Demokrasiden yanadır. Ülkemizde demokrasinin bütün kurum ve kurallarıyla
işlemesinin mücadelesini yürütür. Evrensel düzeyde insanlığın elde ettiği
haklara ülkemiz insanlarının da sahip olmasını savunur.

Özgürlüklerden yanadır. Toplumsal değişim ve dönüşümün, özgürlükçü bir
tutumla olanaklı olduğunu kabul eder.

Düşünce ve ifade özgürlüğünün insanların en temel hakkı olduğunu kabul
eder ve bunun için mücadele eder.

Sömürünün karşısındadır.

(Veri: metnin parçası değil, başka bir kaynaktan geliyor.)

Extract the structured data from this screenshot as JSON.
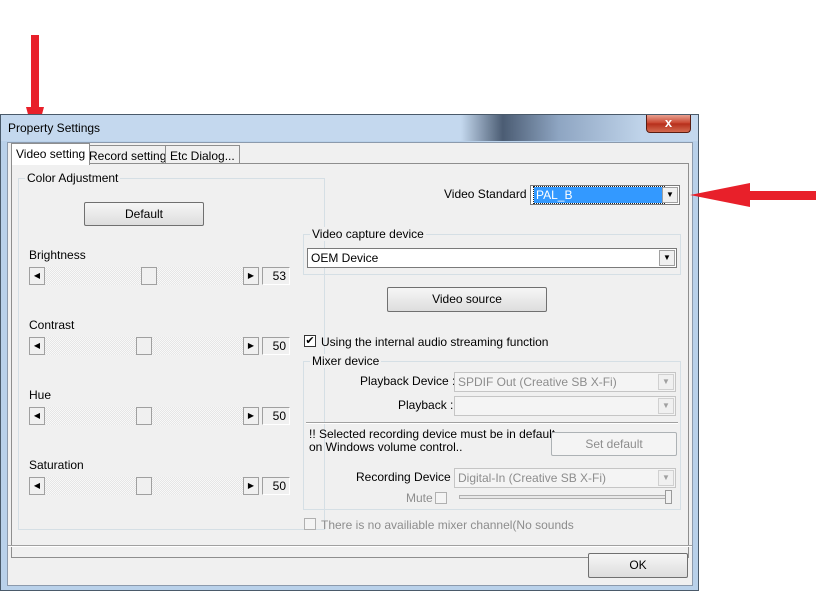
{
  "window": {
    "title": "Property Settings",
    "close_glyph": "x"
  },
  "tabs": [
    {
      "label": "Video setting",
      "active": true
    },
    {
      "label": "Record setting",
      "active": false
    },
    {
      "label": "Etc Dialog...",
      "active": false
    }
  ],
  "color_adjustment": {
    "legend": "Color Adjustment",
    "default_button": "Default",
    "sliders": [
      {
        "label": "Brightness",
        "value": "53",
        "level": 53
      },
      {
        "label": "Contrast",
        "value": "50",
        "level": 50
      },
      {
        "label": "Hue",
        "value": "50",
        "level": 50
      },
      {
        "label": "Saturation",
        "value": "50",
        "level": 50
      }
    ]
  },
  "video_standard": {
    "label": "Video Standard :",
    "value": "PAL_B"
  },
  "capture": {
    "legend": "Video capture device",
    "value": "OEM Device",
    "source_button": "Video source"
  },
  "audio_streaming": {
    "label": "Using the internal audio streaming function",
    "checked": true
  },
  "mixer": {
    "legend": "Mixer device",
    "playback_device_label": "Playback Device :",
    "playback_device_value": "SPDIF Out (Creative SB X-Fi)",
    "playback_label": "Playback :",
    "playback_value": "",
    "note": "!! Selected recording device must be in default on Windows volume control..",
    "set_default_button": "Set default",
    "recording_device_label": "Recording Device :",
    "recording_device_value": "Digital-In (Creative SB X-Fi)",
    "mute_label": "Mute"
  },
  "no_mixer": {
    "label": "There is no availiable mixer channel(No sounds"
  },
  "footer": {
    "ok_button": "OK"
  },
  "colors": {
    "annotation_arrow": "#e8202a",
    "selection": "#3399ff"
  }
}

Emeğin sermayeye karşı yürüttüğü mücadelede, işçi
sınıfının ve emekçi halkın yanında yer alır.

Barıştan ve kardeşlikten yanadır. Anadolu mozaiğinde farklı kültürlerin,
farklı kimliklerin olduğunu kabul eder.

Sendikamız EĞİTİM SEN, kurucu üyesi olduğu Kamu Emekçileri Sendikaları
Konfederasyonu‘nun (KESK) ve ülkemiz sınıf hareketinin etkili bir bileşeni
olarak uluslararası ilişkilerine ve uluslar arası dayanışmaya da özel bir
önem vermektedir. Ağırlıkla Avrupa ülkelerindeki eğitim sendikaları ile
ilişki içinde olan sendikamız, Asya, Afrika ve Amerika kıtalarından ulusal
sendikalarla da ortak çalışmalar ve projeler yürütmektedir. Tüm dünyada 30
milyondan fazla eğitim ve bilim emekçisinin ortak örgütü olan Eğitim
Enternasyonali‘nin (EI) Türkiye‘deki tek üyesi olan sendikamız, Balkanlar,
Kafkasya ve Ortadoğu ülkelerindeki eğitim sendikaları ve örgütleriyle de
ortak çalışmalar ve projeler geliştirme perspektifiyle hareket etmektedir.